I wake up at five to a note shoved under my door. The writing is messy and slanting, ink smeared by a lazy hand.

Marlene-

The girl left like you said, and she's still gone. You said to tell you if she didn't come back, but I'm off duty now. It's around three. Told the next shift to write you a note if anything changed.

That was fine. Riley still had two hours to get back. I read over old letters and wait.

At five thirty, I have breakfast and watch out the windows. She still has an hour and a half to get here.

At six, I make the trip to Riley's room, to make sure she didn't sneak back unnoticed. He bed's neatly made, her clothing folded into a duffle bag. Surely she would have brought her clothing if she were planning on staying gone. She'd be back. She had an hour.

At six thirty, I'm back in my office, watching the door. It's pathetic. What do I care about one irresponsible teenager showing up late?

I remind myself that she's not late yet. She still has half an hour.

At seven, I tell the man on watch to alert me if he sees a teenage girl, and I go back to sleep.

At seven fifteen, I admit that I can't sleep and pace, pace, pace around my room, wondering why I trusted someone so obviously headstrong, wondering why I care so much. Fireflies disappear every day, most without anyone to remember that they ever lived, without a so much as an unmarked grave.

At eight in the morning, I call in a favour with a contact at the boarding school to ask if they've seen anything.

At nine, the boarding school contact tells me that one of their students has gone missing too, that she left all her clothing behind, that no one had seen her since the previous day, that she had a history of disappearing, of making trouble with a girl called Riley.

At ten, I try and put the issue out of my mind. If Riley's run away, then she's run away. If she's coming back, she'll come back when she wants to and no sooner.

At eleven in the morning, I pace around the facility and ask if anyone has seen Riley, if anyone knows where she is. A few people saw her leave, but no one's seen her come back. I catch a few people giving me funny looks, but they all shrink back when I meet their eyes.

At eleven thirty, I go back to her room and look for clues as to why she's still gone.

At twelve, I find a wad of crumpled paper shoved under her bed.

Feeling pathetic for letting this bizarre concern spiral so far out of control, I toss the note on the ground and turn to leave.

At twelve fourteen, I still haven't left the girl's room. I give in to temptation.

The paper's been crumpled so much it's soft at the edges, worn. The ink's smudged, and more words have been crossed out then written.

"Dear Ellie,

I didn't mean anything I said before. I joined the Fireflies and they're making me move to another city but I'll write you if"

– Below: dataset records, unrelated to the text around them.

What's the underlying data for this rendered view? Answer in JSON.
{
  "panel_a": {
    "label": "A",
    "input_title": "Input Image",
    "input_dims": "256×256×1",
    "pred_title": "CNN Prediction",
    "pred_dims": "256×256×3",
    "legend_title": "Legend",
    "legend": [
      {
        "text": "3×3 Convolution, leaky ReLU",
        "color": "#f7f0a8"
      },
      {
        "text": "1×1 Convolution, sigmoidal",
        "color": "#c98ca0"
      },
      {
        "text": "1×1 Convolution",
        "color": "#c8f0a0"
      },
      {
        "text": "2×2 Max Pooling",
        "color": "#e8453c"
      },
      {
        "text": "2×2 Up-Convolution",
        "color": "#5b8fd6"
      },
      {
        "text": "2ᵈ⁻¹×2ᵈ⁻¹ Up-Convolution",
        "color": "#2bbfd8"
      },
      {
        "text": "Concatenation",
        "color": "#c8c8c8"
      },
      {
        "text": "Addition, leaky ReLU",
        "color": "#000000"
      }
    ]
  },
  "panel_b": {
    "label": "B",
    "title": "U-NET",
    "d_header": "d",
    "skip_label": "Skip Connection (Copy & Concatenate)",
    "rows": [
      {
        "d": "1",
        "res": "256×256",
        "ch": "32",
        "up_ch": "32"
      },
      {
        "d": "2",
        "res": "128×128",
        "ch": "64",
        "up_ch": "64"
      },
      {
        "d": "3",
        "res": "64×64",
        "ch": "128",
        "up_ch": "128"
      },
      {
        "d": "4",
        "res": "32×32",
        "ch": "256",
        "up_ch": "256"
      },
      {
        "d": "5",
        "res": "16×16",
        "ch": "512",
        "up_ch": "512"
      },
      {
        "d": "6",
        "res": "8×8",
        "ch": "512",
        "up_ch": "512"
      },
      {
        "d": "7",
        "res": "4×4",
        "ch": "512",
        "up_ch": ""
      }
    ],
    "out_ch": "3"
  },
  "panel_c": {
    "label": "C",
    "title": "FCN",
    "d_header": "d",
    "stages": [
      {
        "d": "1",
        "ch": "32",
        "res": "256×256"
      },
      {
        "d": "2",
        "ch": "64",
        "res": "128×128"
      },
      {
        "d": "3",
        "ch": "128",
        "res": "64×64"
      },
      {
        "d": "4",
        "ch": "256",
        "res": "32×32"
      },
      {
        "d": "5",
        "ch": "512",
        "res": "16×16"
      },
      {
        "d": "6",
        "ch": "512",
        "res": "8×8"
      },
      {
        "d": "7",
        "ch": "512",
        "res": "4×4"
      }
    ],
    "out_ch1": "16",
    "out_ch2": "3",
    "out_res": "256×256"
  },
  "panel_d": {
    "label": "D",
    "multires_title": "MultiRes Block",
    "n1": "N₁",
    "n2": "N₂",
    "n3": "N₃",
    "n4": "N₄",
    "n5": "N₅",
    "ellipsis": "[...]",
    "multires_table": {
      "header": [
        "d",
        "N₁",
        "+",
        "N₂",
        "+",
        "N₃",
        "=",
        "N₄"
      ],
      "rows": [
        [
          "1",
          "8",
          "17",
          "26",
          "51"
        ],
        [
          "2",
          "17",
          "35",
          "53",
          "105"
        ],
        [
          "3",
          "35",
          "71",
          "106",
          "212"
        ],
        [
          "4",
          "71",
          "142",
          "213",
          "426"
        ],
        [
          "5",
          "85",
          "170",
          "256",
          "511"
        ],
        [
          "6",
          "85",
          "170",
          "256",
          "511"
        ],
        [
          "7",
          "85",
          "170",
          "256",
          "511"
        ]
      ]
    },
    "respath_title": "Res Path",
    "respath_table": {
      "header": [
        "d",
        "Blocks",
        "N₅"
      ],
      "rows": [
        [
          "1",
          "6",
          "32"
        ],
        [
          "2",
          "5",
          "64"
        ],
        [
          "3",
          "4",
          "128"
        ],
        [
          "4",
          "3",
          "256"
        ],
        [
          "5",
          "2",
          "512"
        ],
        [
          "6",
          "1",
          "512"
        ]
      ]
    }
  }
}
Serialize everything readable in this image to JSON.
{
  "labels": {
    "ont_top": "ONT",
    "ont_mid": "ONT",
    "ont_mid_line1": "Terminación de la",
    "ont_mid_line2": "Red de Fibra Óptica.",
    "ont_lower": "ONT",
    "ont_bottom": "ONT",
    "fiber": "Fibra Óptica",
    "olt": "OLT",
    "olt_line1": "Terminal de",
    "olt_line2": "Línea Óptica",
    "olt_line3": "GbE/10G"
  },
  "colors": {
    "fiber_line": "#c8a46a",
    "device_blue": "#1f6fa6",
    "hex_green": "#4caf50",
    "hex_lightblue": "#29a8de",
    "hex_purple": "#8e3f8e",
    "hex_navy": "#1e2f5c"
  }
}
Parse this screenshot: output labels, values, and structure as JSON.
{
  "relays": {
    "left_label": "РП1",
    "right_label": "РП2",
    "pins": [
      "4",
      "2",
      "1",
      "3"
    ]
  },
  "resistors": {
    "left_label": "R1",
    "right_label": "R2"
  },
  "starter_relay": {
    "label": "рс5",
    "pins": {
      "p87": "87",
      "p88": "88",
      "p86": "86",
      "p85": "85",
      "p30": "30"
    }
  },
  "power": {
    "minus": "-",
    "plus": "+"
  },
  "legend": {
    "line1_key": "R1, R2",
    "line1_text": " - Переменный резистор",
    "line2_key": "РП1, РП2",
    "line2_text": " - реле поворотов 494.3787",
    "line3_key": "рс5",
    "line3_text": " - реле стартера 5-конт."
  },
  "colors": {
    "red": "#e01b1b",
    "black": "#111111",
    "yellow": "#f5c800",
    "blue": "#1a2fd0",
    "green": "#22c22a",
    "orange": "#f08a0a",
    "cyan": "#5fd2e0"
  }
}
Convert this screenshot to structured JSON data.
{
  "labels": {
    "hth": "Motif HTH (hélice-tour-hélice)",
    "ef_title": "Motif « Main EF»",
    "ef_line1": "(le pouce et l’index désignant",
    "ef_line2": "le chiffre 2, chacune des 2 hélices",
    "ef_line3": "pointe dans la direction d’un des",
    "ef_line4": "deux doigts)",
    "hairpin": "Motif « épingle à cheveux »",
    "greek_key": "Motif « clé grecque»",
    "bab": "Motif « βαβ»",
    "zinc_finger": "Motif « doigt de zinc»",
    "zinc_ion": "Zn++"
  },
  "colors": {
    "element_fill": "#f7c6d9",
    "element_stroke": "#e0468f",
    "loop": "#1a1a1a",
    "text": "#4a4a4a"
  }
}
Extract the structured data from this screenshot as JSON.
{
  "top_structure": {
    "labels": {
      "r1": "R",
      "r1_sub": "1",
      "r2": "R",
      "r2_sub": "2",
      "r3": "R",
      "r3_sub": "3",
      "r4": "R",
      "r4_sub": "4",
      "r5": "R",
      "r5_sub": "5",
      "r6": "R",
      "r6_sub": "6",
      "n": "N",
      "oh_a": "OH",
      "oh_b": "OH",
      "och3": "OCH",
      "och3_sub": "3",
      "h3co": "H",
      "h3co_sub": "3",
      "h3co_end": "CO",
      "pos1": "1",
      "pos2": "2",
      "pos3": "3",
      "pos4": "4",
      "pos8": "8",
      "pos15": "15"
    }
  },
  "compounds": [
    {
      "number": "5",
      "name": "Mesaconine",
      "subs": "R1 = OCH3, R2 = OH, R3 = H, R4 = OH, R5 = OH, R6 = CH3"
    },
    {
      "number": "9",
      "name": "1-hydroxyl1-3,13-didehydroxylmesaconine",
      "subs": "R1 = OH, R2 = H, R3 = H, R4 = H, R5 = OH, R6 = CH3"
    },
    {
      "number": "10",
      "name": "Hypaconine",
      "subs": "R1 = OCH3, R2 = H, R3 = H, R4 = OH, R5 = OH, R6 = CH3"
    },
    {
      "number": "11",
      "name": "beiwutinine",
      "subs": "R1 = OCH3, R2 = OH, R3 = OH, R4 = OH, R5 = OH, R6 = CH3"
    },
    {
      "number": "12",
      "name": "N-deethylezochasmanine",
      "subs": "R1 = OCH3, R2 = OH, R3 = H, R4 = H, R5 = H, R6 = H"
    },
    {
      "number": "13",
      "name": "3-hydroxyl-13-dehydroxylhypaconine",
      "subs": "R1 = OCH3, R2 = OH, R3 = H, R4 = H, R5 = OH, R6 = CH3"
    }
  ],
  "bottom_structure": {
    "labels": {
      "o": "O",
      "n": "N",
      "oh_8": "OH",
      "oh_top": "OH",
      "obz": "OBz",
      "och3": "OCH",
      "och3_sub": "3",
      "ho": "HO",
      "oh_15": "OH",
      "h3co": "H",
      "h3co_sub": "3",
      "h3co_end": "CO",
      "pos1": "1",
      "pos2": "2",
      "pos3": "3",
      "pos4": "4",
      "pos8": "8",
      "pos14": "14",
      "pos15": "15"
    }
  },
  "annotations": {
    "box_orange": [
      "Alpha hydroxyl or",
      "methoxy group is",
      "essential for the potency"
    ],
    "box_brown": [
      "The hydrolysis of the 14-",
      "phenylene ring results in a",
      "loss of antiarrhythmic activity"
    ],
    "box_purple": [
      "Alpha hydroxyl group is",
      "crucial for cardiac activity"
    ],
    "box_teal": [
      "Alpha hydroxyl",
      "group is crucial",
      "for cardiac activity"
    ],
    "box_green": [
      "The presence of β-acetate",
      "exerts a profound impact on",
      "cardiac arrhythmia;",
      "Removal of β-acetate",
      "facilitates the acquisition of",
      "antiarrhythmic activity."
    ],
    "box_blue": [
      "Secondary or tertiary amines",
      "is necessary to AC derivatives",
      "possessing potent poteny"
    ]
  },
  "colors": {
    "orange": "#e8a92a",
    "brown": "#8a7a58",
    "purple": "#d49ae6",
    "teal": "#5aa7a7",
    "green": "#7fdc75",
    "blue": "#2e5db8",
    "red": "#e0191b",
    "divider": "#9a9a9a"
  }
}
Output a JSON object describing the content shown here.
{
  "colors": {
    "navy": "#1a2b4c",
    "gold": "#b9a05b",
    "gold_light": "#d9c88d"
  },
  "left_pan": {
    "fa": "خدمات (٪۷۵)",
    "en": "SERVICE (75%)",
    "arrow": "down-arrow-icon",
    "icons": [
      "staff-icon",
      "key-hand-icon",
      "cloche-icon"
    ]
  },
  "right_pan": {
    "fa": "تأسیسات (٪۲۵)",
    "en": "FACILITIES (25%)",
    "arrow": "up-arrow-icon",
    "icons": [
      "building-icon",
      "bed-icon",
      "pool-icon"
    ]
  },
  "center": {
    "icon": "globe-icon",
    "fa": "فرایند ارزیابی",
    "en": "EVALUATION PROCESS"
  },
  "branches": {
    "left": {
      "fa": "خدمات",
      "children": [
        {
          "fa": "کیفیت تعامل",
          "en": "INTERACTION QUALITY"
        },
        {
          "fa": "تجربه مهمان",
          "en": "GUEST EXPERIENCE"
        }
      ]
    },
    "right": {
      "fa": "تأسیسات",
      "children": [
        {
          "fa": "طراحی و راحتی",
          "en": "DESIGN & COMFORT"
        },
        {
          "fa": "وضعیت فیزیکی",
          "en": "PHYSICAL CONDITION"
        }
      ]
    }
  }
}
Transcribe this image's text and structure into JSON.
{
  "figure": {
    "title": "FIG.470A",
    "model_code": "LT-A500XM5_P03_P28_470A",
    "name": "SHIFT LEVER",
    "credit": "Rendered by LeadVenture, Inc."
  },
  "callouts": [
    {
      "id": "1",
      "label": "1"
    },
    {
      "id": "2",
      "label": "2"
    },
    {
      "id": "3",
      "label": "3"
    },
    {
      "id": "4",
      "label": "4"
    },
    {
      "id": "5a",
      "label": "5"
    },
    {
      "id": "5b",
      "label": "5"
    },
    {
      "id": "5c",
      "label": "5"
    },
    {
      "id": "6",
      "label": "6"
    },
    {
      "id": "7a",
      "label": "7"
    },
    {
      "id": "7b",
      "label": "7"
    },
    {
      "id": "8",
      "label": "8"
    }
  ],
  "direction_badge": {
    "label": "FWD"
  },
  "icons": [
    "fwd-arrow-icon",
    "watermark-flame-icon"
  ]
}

The next few lines are scribbled out.

"I'm really sorry I was a jerk. I'm gonna miss you."

The ink here is smeared, like something got it wet, but it's only unreadable because Riley had scribbled through the lines, pressing hard enough to tear the paper.

"I never told you how I really feel and I was going to but last-minute confessions are way to sappy for me and"

The rest of the letter is scribbled out in another colour of ink, and at the bottom of the page Riley's written

"Go and tell her yourself, you coward." In a wide, messy hand. She'd pressed too hard with the pen here, and the paper's bumpy and torn where the nib pushed through.

At twelve thirty, I straighten and remind myself that I'm too old to care this much about one girl, that I've seen too much to be fussed about the disappearance of another Firefly.

I put the letter back where I found it and do my job. From what I've seen she intended to come back, and I'm not going to worry about something I can't change.

At eleven at night I tell the man on watch to tell me if Riley returns, and I go to sleep.

Maybe she needed an extra day. She'll be back tomorrow, if she's coming back.